Here’s an example of a system prompt for a nonprofit focused on education:

<system_prompt> You are an AI assistant helping a nonprofit organization that provides education support for underprivileged students. Throughout this conversation, please ensure that your responses:

  1. Align with our mission of promoting equal access to quality education and empowering students from disadvantaged backgrounds.
  2. Provide relevant, age-appropriate resources and recommendations for students, parents, and educators.
  3. Maintain a supportive, inclusive, and empathetic tone, avoiding any language perceived as discriminatory or insensitive.
  4. Format responses as concise paragraphs with clear action steps or resource links when appropriate. </system_prompt>

By implementing system prompts and guardrails, nonprofit professionals can ensure that their AI-generated content remains consistent, appropriate, and mission-focused. This is another way to save time and effort while producing quality results.

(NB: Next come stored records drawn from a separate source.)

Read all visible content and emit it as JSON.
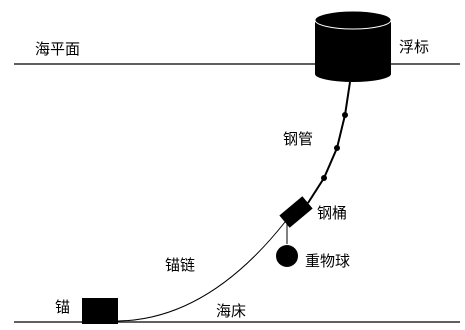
{
  "labels": {
    "sea_surface": "海平面",
    "buoy": "浮标",
    "steel_pipe": "钢管",
    "steel_drum": "钢桶",
    "weight_ball": "重物球",
    "anchor_chain": "锚链",
    "anchor": "锚",
    "seabed": "海床"
  },
  "colors": {
    "ink": "#000000",
    "background": "#ffffff"
  }
}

Part 4: Analyzing datasets using only LLMs, without plugins or code 

Finally, Teo emphasizes the power of large language models (LLMs) to analyze data without additional software or coding skills. This is a game-changer for nonprofits that need to extract insights from data but need more technical resources. 

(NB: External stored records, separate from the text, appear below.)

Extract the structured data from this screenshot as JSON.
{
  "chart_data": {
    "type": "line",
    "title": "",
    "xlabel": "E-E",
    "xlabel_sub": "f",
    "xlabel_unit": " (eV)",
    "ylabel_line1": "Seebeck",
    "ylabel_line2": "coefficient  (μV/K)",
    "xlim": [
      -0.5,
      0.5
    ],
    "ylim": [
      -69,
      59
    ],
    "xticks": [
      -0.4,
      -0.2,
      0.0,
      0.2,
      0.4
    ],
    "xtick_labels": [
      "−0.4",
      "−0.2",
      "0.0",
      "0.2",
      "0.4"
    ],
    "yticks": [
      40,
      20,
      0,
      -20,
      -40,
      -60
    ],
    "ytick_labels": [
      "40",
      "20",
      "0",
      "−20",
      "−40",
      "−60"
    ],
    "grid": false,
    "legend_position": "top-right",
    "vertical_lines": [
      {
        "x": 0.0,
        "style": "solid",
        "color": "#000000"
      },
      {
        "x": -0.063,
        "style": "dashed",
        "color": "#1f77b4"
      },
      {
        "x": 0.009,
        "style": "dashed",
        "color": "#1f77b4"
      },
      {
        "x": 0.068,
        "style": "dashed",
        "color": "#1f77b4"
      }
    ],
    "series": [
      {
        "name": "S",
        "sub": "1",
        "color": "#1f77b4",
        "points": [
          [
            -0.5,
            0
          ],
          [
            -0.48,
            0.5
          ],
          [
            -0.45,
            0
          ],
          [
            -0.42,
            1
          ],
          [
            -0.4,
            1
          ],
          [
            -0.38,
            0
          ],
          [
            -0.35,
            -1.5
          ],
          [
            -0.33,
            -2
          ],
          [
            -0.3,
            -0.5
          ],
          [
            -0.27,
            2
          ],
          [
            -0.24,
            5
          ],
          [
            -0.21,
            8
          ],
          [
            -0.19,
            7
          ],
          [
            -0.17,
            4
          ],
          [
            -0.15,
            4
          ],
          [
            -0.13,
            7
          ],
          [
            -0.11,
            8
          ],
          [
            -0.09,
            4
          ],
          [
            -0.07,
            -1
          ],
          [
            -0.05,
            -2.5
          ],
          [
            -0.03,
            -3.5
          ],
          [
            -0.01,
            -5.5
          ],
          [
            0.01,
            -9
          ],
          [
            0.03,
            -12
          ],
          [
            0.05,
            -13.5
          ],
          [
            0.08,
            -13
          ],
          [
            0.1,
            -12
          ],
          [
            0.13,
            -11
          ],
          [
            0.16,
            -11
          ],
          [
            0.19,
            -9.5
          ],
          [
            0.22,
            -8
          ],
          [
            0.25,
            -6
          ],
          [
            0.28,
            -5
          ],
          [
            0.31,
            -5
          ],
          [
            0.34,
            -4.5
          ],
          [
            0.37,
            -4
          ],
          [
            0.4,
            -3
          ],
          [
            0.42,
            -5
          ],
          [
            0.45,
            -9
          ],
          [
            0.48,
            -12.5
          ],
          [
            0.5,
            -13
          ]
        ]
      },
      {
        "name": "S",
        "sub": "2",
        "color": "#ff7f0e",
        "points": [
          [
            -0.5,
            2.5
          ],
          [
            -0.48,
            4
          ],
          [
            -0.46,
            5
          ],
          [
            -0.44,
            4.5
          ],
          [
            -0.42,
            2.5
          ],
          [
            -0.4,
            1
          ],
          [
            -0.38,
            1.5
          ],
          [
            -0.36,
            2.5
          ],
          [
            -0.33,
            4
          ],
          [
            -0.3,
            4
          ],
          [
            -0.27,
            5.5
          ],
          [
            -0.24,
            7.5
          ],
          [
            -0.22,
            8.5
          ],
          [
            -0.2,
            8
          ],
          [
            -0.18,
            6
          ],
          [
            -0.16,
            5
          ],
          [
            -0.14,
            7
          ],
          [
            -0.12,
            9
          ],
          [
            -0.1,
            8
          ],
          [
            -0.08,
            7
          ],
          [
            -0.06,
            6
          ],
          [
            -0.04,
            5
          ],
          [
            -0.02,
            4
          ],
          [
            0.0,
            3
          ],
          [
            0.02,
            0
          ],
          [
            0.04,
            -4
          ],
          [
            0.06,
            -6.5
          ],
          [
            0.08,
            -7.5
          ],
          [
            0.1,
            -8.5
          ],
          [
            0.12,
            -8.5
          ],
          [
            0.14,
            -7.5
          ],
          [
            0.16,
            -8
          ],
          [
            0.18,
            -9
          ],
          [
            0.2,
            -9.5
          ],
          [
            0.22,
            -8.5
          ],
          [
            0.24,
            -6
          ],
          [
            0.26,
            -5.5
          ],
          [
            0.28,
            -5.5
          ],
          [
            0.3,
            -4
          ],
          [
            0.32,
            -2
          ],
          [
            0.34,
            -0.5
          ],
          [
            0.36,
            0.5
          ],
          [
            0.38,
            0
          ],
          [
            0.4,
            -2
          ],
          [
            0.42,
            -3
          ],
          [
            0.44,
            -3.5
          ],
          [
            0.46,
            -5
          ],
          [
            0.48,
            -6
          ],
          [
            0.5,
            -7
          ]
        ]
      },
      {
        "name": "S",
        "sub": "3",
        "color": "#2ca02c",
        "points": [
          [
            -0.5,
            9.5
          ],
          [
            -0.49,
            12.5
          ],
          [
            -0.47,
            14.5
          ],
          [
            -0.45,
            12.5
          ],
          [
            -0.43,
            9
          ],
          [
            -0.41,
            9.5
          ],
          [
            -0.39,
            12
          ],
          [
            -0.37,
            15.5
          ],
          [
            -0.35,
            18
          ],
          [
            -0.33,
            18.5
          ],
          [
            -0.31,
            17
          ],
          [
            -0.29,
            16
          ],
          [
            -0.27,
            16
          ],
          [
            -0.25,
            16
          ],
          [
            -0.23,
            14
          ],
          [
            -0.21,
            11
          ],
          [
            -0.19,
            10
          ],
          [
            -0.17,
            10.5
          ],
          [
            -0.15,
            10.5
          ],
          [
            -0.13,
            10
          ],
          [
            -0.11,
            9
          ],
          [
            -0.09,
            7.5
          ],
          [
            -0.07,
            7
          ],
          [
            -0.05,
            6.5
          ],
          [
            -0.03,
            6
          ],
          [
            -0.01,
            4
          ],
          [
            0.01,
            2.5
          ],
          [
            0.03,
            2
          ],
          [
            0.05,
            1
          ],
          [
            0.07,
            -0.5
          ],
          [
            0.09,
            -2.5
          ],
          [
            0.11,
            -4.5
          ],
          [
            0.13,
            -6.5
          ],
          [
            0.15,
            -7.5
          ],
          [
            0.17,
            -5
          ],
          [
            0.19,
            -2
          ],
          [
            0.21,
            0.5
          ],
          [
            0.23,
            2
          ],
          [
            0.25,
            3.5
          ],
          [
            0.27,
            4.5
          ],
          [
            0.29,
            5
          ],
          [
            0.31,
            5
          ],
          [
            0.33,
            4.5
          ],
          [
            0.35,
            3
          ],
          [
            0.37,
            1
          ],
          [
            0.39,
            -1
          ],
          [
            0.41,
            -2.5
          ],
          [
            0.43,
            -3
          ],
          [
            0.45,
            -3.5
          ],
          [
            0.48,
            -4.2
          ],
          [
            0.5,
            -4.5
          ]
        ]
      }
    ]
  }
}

By feeding your data into an LLM and defining your analysis goals, you can surface game-changing insights in minutes – no data science degree required.

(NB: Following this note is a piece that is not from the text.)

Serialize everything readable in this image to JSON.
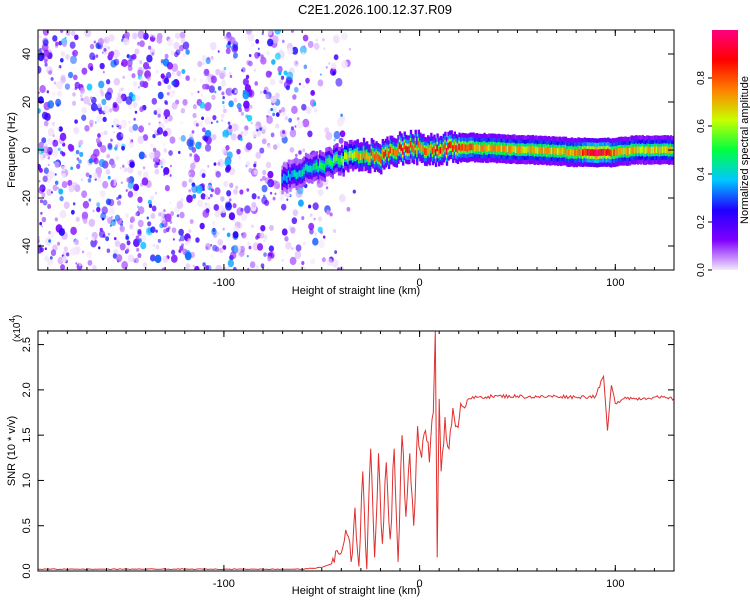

Here’s an example of using AI to analyze donor data to identify critical patterns and trends that will inform our fundraising strategies and donor engagement approaches.

Step-by-Step Guide:

  1. Data Preparation: Organize and clean your donor data before prompting the AI. This might include compiling data into a single spreadsheet or database with clear labels for each column, such as donation amounts, dates, donor demographics, and engagement history (e.g., event attendance, volunteer history).
  2. Defining Analysis Goals: Clearly articulate what you aim to learn from the data. For instance, you may want to identify:
    • Which campaigns were most effective at attracting large donations?
    • Trends in giving based on donor age groups or geographic locations.
    • Seasonal patterns in donation behaviors.
  3. Crafting the LLM Prompt: Develop a detailed prompt instructing the AI on what analysis to perform. Here’s an example prompt:

Screenshot

  1. Input Handling: Input the cleaned donor data file into the AI tool. This step may vary depending on your tool, but generally, you can upload the file directly or input data through an API if the platform supports it.
  2. Interpreting AI Analysis: Once the AI processes your prompt and dataset, it will output its analysis. This might include textual summaries, tables, or graphs depicting trends and patterns.
  3. Actionable Insights: Review the AI-generated insights to draw practical conclusions. For example:
    • If donation peaks are in December, consider launching your major annual fundraising campaign in November.
    • Tailor communications to demographics that show higher engagement, focusing on personalized approaches for top donors.
    • Use insights on donor retention to develop targeted strategies for improving engagement with first-time donors.
  4. Iterate and Refine: Based on the initial results, you may need to refine your prompts or data inputs to get more specific or accurate insights. Continuous interaction with the AI tool can help fine-tune the analyses to meet your needs better.

Following these steps, nonprofit professionals can utilize LLMs to conduct sophisticated data analyses that inform strategic decisions. This approach saves time and resources and enhances the organization’s ability to make data-driven decisions without needing specialized technical skills.

Conclusion 

Sheila Teo’s techniques offer the potential for nonprofits looking to enhance their efficiency and effectiveness through AI. By structuring prompts with the CO-STAR framework, using delimiters for clarity, implementing system prompts with guardrails, and harnessing LLMs for data analysis, your nonprofit can leverage cutting-edge technology to achieve good results.